World shares steadied after selling in the tech sector triggered their biggest fall in over a month, while the yen slid to a two-week low as the Bank of Japan signalled its stimulus was staying in place.

It was set to be the second week of falls for MSCI’s widely tracked world index, although Wall Street and Europe, which has been the star performer in the first half of the year, were trying to end it on an upnote.

London, Frankfurt and Paris climbed between 0.3 and 0.5 per cent, futures pointed to a stable restart for Apple and the like and euro the pound and the Swiss franc rose against the dollar in the currency market.

Greece’s 10-year government borrowing costs fell to their lowest since 2014 in bond markets as well, as euro zone finance ministers and the International Monetary Fund approved a long-delayed 8.5 billion euro lifeline for Athens, albeit keeping them hanging on for debt relief.

The Japanese yen hit a two-week low against the dollar after the Bank of Japan left its mass money printing programme unchanged, maintaining the contrast with the US Federal Reserve, which signalled further tightening this week.

It was trading 0.4 per cent lower at 111.35 yen per dollar, while the euro was buying $1.1170 compared with almost $1.13 earlier in the week.

MSCI’s broadest index of Asia-Pacific shares outside Japan ended down roughly 0.85 per cent for the week though for emerging markets more broadly it was looking like being the worst week of the year so far.

The tech-heavy Nasdaq whose big names like Apple and Alphabet led Wall Street lower again on Thursday after more bearish reports, pointed to a stabilisation in United States trading rather than a rebound.

US data also continues to come in mixed. US homebuilding fell to the lowest level in eight months figures showed ahead of the Wall Street restart, dampening the mood again after better-than-expected unemployment claims numbers and a survey on business conditions on Thursday.

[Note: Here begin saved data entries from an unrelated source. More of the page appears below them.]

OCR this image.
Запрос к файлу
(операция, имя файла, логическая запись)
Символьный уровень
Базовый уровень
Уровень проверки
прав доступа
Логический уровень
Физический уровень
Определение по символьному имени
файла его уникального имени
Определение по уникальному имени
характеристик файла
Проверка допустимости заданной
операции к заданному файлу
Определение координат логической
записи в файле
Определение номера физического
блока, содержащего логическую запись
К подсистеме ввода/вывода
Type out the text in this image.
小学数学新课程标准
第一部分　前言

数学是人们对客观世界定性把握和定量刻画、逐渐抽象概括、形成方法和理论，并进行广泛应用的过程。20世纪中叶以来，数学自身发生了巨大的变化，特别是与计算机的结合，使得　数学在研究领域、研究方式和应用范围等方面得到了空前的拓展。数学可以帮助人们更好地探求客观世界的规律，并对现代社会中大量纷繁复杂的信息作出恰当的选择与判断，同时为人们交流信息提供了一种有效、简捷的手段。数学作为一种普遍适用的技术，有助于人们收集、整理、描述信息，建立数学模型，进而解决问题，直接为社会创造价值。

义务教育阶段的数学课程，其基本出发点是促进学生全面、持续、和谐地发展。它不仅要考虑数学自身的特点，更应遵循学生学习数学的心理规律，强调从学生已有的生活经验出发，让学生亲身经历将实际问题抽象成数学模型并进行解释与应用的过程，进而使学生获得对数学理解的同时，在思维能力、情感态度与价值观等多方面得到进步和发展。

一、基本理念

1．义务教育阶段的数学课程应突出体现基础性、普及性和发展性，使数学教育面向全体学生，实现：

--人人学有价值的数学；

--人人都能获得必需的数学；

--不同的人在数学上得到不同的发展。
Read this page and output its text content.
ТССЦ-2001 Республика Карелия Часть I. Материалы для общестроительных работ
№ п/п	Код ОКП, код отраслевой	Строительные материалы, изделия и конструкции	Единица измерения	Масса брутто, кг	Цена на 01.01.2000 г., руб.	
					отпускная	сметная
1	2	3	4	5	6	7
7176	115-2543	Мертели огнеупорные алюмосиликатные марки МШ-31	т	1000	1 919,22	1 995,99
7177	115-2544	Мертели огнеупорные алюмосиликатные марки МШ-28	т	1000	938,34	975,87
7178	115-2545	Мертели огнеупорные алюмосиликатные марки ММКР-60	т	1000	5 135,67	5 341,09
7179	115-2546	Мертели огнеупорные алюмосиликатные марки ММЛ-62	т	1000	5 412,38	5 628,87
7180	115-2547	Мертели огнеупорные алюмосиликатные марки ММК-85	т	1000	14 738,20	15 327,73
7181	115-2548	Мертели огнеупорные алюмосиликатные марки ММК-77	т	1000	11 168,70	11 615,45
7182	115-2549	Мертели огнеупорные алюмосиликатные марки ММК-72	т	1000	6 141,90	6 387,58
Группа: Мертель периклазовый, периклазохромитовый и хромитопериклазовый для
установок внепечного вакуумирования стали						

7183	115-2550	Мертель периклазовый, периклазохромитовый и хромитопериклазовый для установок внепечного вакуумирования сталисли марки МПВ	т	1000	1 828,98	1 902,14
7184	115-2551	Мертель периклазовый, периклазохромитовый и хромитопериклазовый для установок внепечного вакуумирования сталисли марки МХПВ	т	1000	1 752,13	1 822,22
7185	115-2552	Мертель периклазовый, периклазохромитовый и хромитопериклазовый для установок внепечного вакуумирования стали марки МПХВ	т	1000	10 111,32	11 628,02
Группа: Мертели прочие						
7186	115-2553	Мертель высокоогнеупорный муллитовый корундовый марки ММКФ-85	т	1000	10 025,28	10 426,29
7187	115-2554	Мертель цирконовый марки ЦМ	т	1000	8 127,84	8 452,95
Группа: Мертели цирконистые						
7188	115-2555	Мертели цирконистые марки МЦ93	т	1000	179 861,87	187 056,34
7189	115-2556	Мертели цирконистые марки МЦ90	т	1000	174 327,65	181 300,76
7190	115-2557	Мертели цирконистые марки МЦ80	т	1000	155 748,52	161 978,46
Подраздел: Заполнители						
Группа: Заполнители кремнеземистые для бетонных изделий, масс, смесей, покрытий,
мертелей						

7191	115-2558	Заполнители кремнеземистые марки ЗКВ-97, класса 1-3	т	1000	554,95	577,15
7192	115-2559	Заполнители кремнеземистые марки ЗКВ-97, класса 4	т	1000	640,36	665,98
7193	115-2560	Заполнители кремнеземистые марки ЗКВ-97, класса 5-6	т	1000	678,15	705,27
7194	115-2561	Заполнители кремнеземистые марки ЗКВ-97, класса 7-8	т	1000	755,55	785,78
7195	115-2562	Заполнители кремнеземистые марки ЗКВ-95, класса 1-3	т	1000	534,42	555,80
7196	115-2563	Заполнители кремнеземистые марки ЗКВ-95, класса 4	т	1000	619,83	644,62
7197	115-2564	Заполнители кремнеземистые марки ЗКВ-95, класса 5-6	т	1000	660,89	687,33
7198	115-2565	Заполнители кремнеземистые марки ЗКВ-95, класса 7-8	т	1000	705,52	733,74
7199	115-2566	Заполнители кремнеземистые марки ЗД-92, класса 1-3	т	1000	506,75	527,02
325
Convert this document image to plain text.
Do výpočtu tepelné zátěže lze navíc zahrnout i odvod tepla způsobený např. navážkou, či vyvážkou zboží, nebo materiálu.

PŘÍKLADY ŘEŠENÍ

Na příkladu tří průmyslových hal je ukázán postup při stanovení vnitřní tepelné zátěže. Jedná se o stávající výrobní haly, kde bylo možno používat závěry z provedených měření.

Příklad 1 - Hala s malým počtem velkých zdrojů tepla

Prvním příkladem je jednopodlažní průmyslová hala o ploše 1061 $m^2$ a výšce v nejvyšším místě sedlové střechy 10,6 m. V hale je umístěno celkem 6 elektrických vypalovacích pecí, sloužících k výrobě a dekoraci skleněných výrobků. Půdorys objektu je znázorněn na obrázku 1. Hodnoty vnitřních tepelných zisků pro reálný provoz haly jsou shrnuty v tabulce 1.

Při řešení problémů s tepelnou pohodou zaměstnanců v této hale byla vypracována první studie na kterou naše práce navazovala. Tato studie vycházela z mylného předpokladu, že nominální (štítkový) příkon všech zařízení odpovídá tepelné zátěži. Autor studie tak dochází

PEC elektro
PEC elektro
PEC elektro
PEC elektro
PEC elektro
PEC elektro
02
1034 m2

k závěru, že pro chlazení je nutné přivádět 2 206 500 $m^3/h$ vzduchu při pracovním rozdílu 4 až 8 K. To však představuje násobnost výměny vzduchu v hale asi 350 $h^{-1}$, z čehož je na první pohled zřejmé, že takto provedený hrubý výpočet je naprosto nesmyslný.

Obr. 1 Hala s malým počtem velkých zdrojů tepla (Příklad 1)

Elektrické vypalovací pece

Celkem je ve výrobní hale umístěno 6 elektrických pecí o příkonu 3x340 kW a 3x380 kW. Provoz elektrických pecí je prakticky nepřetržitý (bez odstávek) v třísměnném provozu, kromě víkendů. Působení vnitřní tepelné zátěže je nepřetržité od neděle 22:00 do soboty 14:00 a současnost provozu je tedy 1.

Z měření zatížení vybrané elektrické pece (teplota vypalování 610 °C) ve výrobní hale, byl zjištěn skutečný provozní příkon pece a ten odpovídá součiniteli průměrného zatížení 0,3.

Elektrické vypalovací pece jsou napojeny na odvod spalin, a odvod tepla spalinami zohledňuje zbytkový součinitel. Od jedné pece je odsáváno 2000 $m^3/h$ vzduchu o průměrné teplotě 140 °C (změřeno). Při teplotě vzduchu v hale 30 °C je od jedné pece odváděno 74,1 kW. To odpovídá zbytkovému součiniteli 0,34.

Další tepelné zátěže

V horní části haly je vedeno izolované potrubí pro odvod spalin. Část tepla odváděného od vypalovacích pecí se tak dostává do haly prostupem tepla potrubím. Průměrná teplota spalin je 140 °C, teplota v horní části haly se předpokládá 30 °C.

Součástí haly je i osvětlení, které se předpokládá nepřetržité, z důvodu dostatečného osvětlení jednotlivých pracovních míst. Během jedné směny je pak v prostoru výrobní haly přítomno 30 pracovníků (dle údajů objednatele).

Back in Europe, Britain’s sterling added almost 0.2 per cent to $1.2775 having jumped as high as $1.2795 the previous day after a Bank of England decision to kept UK rates at a record low was much closer than expected.

In commodities, oil remained subdued on continued worries over rising US gasoline inventories adding to already elevated global supply.

Global benchmarks Brent and US crude ticked up to $47.34 and $44.74 a barrel, on track for 2.4 and 2.8 per cent drops for the week respectively.